A Starbucks (SBUX 0.62%) coffee might be a fine way to enhance an investor's day, but we can't say the same about the company's stock so far this week. For the second day in a row, the latte slinger saw its share price decline notably. On Tuesday it fell by 4.5%, a steeper fall than that of the S&P 500 index, on a pair of downbeat new analyst notes.
Probably the more impactful of the two notes was the one from Wedbush's Nick Setyan. The prognosticator has dropped his recommendation on Starbucks by one peg, to neutral from the previous outperform (buy). In doing so, he's reduced his price target to $91 per share; previously it was $105.

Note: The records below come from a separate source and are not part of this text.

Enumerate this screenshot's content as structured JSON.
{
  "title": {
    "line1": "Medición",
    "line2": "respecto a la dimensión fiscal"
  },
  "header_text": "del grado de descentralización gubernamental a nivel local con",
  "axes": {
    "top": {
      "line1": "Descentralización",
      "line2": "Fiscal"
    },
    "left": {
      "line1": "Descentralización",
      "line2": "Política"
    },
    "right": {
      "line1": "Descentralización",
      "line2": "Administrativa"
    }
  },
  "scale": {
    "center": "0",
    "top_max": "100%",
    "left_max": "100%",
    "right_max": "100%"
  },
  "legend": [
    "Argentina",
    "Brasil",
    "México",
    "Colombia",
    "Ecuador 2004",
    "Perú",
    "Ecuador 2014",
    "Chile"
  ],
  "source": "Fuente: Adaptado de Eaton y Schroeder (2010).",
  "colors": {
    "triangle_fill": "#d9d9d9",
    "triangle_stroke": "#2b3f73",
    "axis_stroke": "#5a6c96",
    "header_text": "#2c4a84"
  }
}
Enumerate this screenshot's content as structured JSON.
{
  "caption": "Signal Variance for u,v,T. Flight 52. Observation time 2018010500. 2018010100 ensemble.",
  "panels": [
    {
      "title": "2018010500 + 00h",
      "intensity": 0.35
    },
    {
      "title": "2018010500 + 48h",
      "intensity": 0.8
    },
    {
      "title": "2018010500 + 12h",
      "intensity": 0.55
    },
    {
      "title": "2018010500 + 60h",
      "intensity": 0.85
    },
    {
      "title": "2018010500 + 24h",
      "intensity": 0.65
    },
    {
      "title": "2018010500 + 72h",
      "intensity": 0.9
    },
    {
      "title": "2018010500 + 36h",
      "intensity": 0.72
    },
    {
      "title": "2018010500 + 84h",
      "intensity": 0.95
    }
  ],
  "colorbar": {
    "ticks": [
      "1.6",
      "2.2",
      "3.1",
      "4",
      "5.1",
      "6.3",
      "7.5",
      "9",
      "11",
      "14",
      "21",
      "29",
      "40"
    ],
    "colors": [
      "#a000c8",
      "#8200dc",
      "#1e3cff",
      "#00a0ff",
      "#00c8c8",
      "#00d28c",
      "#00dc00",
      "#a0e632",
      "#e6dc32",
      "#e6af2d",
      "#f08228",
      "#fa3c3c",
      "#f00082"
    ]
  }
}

Another analyst cooling on the coffee giant Tuesday was BMO Capital's Andrew Strelzik, although his one modification isn't as drastic. He shaved $5 off his price target while maintaining his outperform recommendation, although he has lowered his per-share earnings estimates for the company after it announced it was suspending its stock buyback program.
"We remove share repurchases from our forward estimates and lower our target to $115, but believe risk/reward skews favorably and remain positive on longer-term fundamentals," Strelzik explained.
A longtime investor favorite, Starbucks has been dinged lately by the out-of-left-field resignation of CEO Kevin Johnson and the return of Howard Schultz to that position. Investors are also clearly unhappy with the suspension of the stock buyback program, as such initiatives are considered to be supportive of a company's share price.
Starbucks bulls shouldn't be too spooked by any of this, however. Schultz is a steady hand that knows the business cold, and the company can plow the buyback money into investments that actually grow its fundamentals. I wouldn't bail on these latest developments, or on the adjustments of the two analysts.